2. Standard hair is the opposite, making it a more affordable option for consumers. Often collected from combs or brushes by Asian women and bought for pennies from peddlers, standard hair is a significant part of the market.

This hair eventually makes its way to Bangladesh, India and Myanmar, where dozens of women work in untangling workshops to make use of the bundles of hair strands.

Three pounds of hair can take almost eighty hours of labor to untangle and these women are often paid dirt wages.

Poverty-stricken countries where workers are desperate see the most activity in hair trade. In more extreme cases, women have even been violently robbed of their hair.

Collection and distribution practices like these take place all over the world. The common denominator in most cases is that of desperation. Women stricken by poverty offer up their hair so that they do not have to resort to selling their bodies. 

The benefactors of this desperation have always been and will likely continue to be those with wealth.

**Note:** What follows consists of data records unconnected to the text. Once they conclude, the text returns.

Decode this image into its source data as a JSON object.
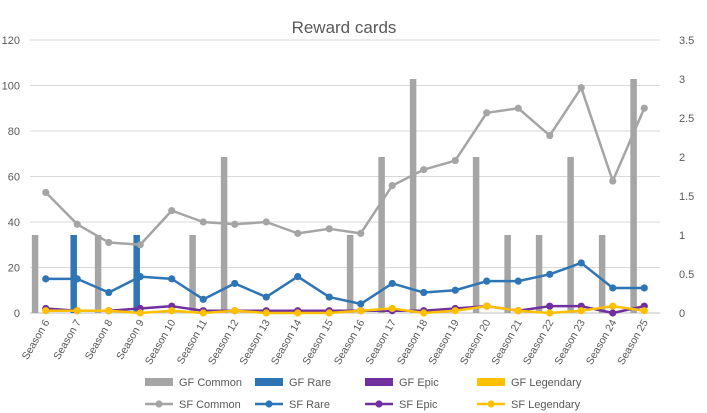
{
  "chart_data": {
    "type": "bar",
    "title": "Reward cards",
    "categories": [
      "Season 6",
      "Season 7",
      "Season 8",
      "Season 9",
      "Season 10",
      "Season 11",
      "Season 12",
      "Season 13",
      "Season 14",
      "Season 15",
      "Season 16",
      "Season 17",
      "Season 18",
      "Season 19",
      "Season 20",
      "Season 21",
      "Season 22",
      "Season 23",
      "Season 24",
      "Season 25"
    ],
    "y_left": {
      "min": 0,
      "max": 120,
      "ticks": [
        "0",
        "20",
        "40",
        "60",
        "80",
        "100",
        "120"
      ]
    },
    "y_right": {
      "min": 0,
      "max": 3.5,
      "ticks": [
        "0",
        "0.5",
        "1",
        "1.5",
        "2",
        "2.5",
        "3",
        "3.5"
      ]
    },
    "grid": true,
    "legend_position": "bottom",
    "bar_series": [
      {
        "name": "GF Common",
        "axis": "right",
        "color": "#a5a5a5",
        "values": [
          1,
          0,
          1,
          0,
          0,
          1,
          2,
          0,
          0,
          0,
          1,
          2,
          3,
          0,
          2,
          1,
          1,
          2,
          1,
          3
        ]
      },
      {
        "name": "GF Rare",
        "axis": "right",
        "color": "#2e75b6",
        "values": [
          0,
          1,
          0,
          1,
          0,
          0,
          0,
          0,
          0,
          0,
          0,
          0,
          0,
          0,
          0,
          0,
          0,
          0,
          0,
          0
        ]
      },
      {
        "name": "GF Epic",
        "axis": "right",
        "color": "#7030a0",
        "values": [
          0,
          0,
          0,
          0,
          0,
          0,
          0,
          0,
          0,
          0,
          0,
          0,
          0,
          0,
          0,
          0,
          0,
          0,
          0,
          0
        ]
      },
      {
        "name": "GF Legendary",
        "axis": "right",
        "color": "#ffc000",
        "values": [
          0,
          0,
          0,
          0,
          0,
          0,
          0,
          0,
          0,
          0,
          0,
          0,
          0,
          0,
          0,
          0,
          0,
          0,
          0,
          0
        ]
      }
    ],
    "line_series": [
      {
        "name": "SF Common",
        "axis": "left",
        "color": "#a5a5a5",
        "values": [
          53,
          39,
          31,
          30,
          45,
          40,
          39,
          40,
          35,
          37,
          35,
          56,
          63,
          67,
          88,
          90,
          78,
          99,
          58,
          90
        ]
      },
      {
        "name": "SF Rare",
        "axis": "left",
        "color": "#2e75b6",
        "values": [
          15,
          15,
          9,
          16,
          15,
          6,
          13,
          7,
          16,
          7,
          4,
          13,
          9,
          10,
          14,
          14,
          17,
          22,
          11,
          11
        ]
      },
      {
        "name": "SF Epic",
        "axis": "left",
        "color": "#7030a0",
        "values": [
          2,
          1,
          1,
          2,
          3,
          1,
          1,
          1,
          1,
          1,
          1,
          1,
          1,
          2,
          3,
          1,
          3,
          3,
          0,
          3
        ]
      },
      {
        "name": "SF Legendary",
        "axis": "left",
        "color": "#ffc000",
        "values": [
          1,
          1,
          1,
          0,
          1,
          0,
          1,
          0,
          0,
          0,
          1,
          2,
          0,
          1,
          3,
          1,
          0,
          1,
          3,
          1
        ]
      }
    ]
  }
}
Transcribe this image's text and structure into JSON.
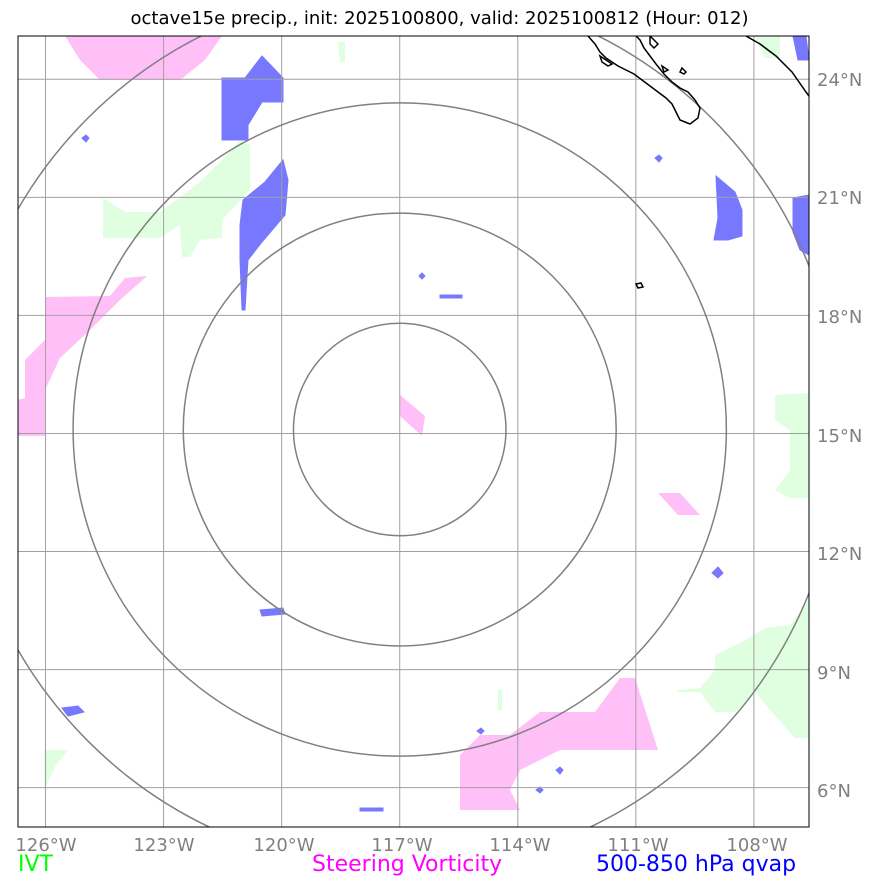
{
  "title": "octave15e precip., init: 2025100800, valid: 2025100812 (Hour: 012)",
  "lon_labels": [
    "126°W",
    "123°W",
    "120°W",
    "117°W",
    "114°W",
    "111°W",
    "108°W"
  ],
  "lat_labels": [
    "24°N",
    "21°N",
    "18°N",
    "15°N",
    "12°N",
    "9°N",
    "6°N"
  ],
  "legend": {
    "ivt": {
      "label": "IVT",
      "color": "#00ff00"
    },
    "vorticity": {
      "label": "Steering Vorticity",
      "color": "#ff00ff"
    },
    "qvap": {
      "label": "500-850 hPa qvap",
      "color": "#0000ff"
    }
  },
  "colors": {
    "ivt_fill": "#e0ffe0",
    "vort_fill": "#ffc0f8",
    "qvap_fill": "#7878ff",
    "grid": "#a0a0a0",
    "rings": "#808080",
    "coast": "#000000"
  },
  "map": {
    "lon_range": [
      -126.7,
      -106.6
    ],
    "lat_range": [
      5.0,
      25.1
    ],
    "center": {
      "lon": -117.0,
      "lat": 15.1
    },
    "rings_deg": [
      2.7,
      5.5,
      8.3,
      11.2
    ]
  }
}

Hair traditionally travels from poorer countries in the East to wealthier civilizations in the West.

Royals, celebrities, and Instagram influencers remain at the forefront of social media adorned with impossible lengths, harrowing heights, and tantalizing texture, exemplifying just how easy it is to have the hair everyone wants. 

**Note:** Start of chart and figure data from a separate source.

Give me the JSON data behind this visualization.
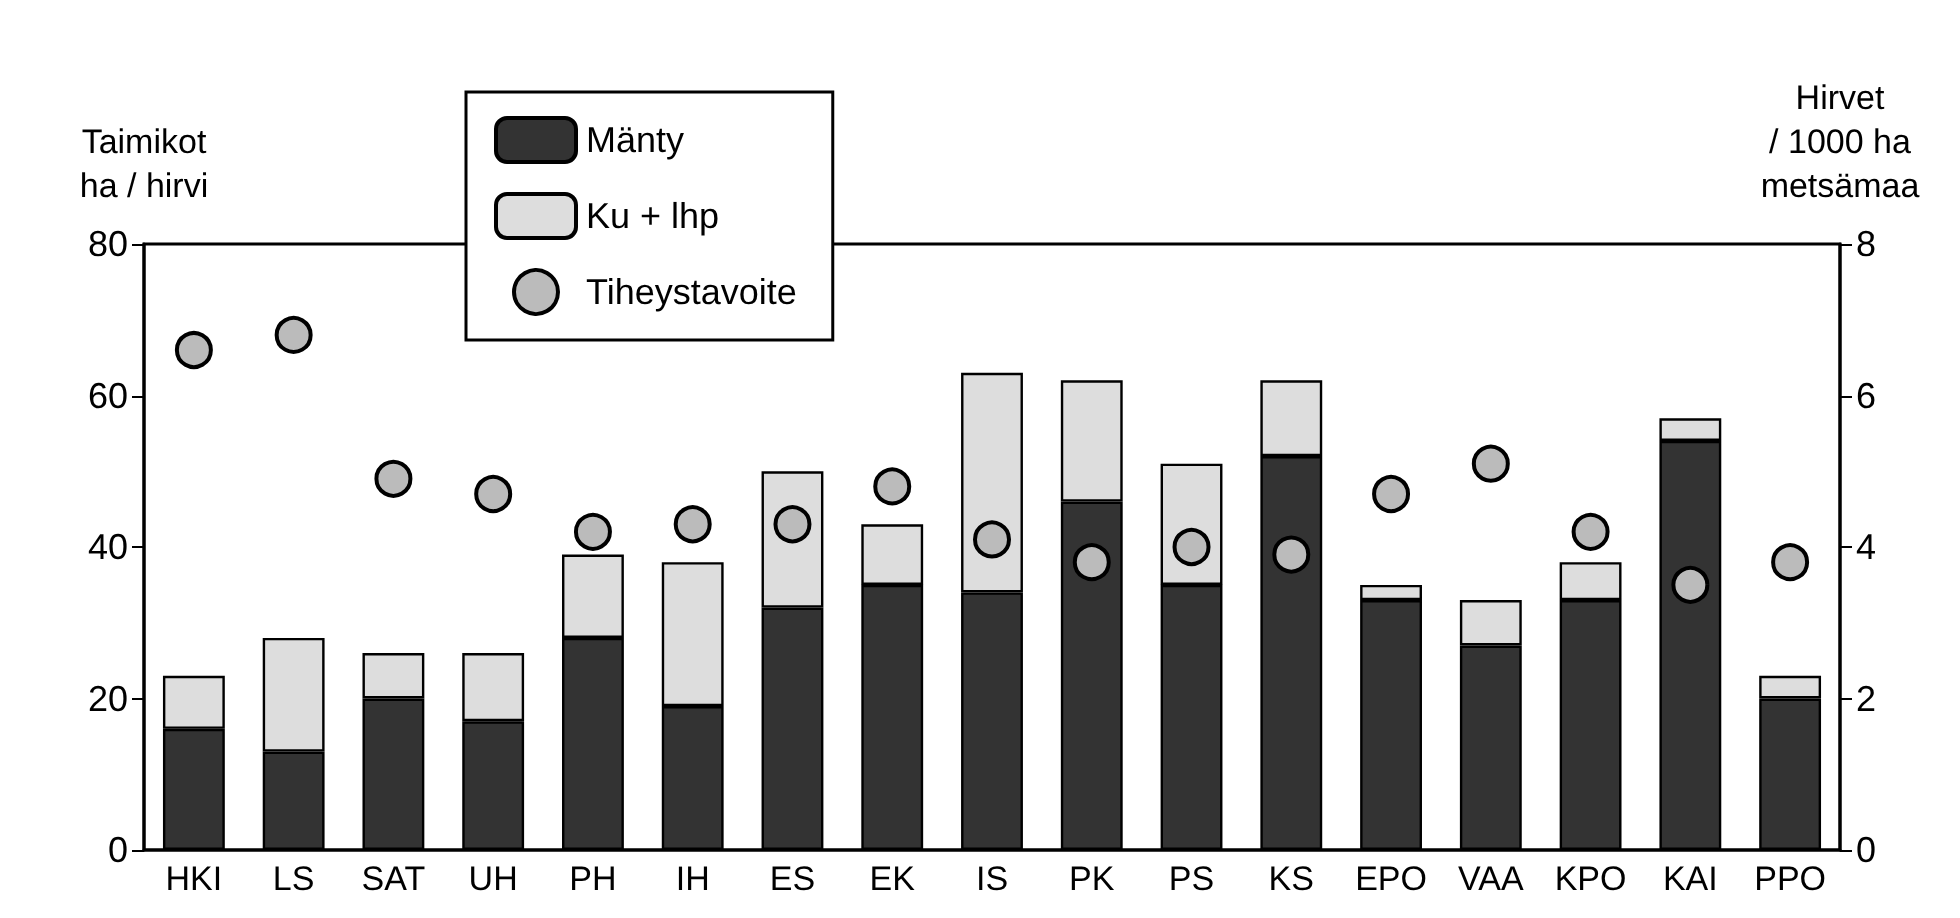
{
  "chart_data": {
    "type": "bar",
    "stacked": true,
    "ylabel": "Taimikot\nha / hirvi",
    "y2label": "Hirvet\n/ 1000 ha\nmetsämaa",
    "categories": [
      "HKI",
      "LS",
      "SAT",
      "UH",
      "PH",
      "IH",
      "ES",
      "EK",
      "IS",
      "PK",
      "PS",
      "KS",
      "EPO",
      "VAA",
      "KPO",
      "KAI",
      "PPO"
    ],
    "series": [
      {
        "name": "Mänty",
        "color": "#333333",
        "values": [
          16,
          13,
          20,
          17,
          28,
          19,
          32,
          35,
          34,
          46,
          35,
          52,
          33,
          27,
          33,
          54,
          20
        ]
      },
      {
        "name": "Ku + lhp",
        "color": "#dddddd",
        "values": [
          7,
          15,
          6,
          9,
          11,
          19,
          18,
          8,
          29,
          16,
          16,
          10,
          2,
          6,
          5,
          3,
          3
        ]
      },
      {
        "name": "Tiheystavoite",
        "type": "scatter",
        "axis": "y2",
        "marker": "circle",
        "color": "#bbbbbb",
        "values": [
          6.6,
          6.8,
          4.9,
          4.7,
          4.2,
          4.3,
          4.3,
          4.8,
          4.1,
          3.8,
          4.0,
          3.9,
          4.7,
          5.1,
          4.2,
          3.5,
          3.8
        ]
      }
    ],
    "ylim": [
      0,
      80
    ],
    "yticks": [
      0,
      20,
      40,
      60,
      80
    ],
    "y2lim": [
      0,
      8
    ],
    "y2ticks": [
      0,
      2,
      4,
      6,
      8
    ],
    "legend": "top"
  }
}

So long as you can pay the price.

Where Should I Buy My Extensions?

Ignorance is bliss. For centuries women have chosen not to know where their extensions came from. 

For some, it may be difficult to wear something every day and not be curious about the person it came from. 

For most, I would venture to say that they simply just do not know where the hair comes from and have not been informed.

Anybody who has worn extensions can confirm the confidence boost that they provide. Whether used for volume, length, or both, women everywhere walk out of the salon feeling unstoppable after a fresh installation. 

It is not uncommon to see teens and college students casually maneuvering through their day with a set of clip-in extensions.

Brands like Great Lengths, Woven Hair, and Remy New York have successfully broken through to the top of this highly saturated market by ethically sourcing their hair and maintaining excellent quality standards. They all acquire their hair either from tonsuring or by paying people fairly for their contributions.

Remy NY stands out as an excellent choice by providing women in need high payment for their hair and providing work opportunities. In some cases, manufacturers can even trace the hair back to the women who grew it. Maybe if the story made them feel good, women would enjoy knowing where their extensions came from.

What Is the Value of Your Hair?

For a long time, the ethics and history of hair extensions have been as tangled as the bundles of brush hair they came from. Social media has undoubtedly exacerbated society’s desire for accessible fashion and driven the demand for extensions even higher.

This provides an opportunity for fair-trade companies to help lift women and their families out of poverty. Social media has also revealed the exploitation occurring in the industry and made way for the manufacturers previously mentioned to make a difference.

The demand for extensions is still growing, but with the rise in more sustainable and natural fashions taking place, I hope to see the narrative transformed into one of empowerment and beauty.

The choice to wear extensions can be informed — emboldening us while also securing a higher quality of life for another. The next time you pick up a bundle of hair to read the price tag, pause and ask yourself: 

“What is the value of feeling beautiful?”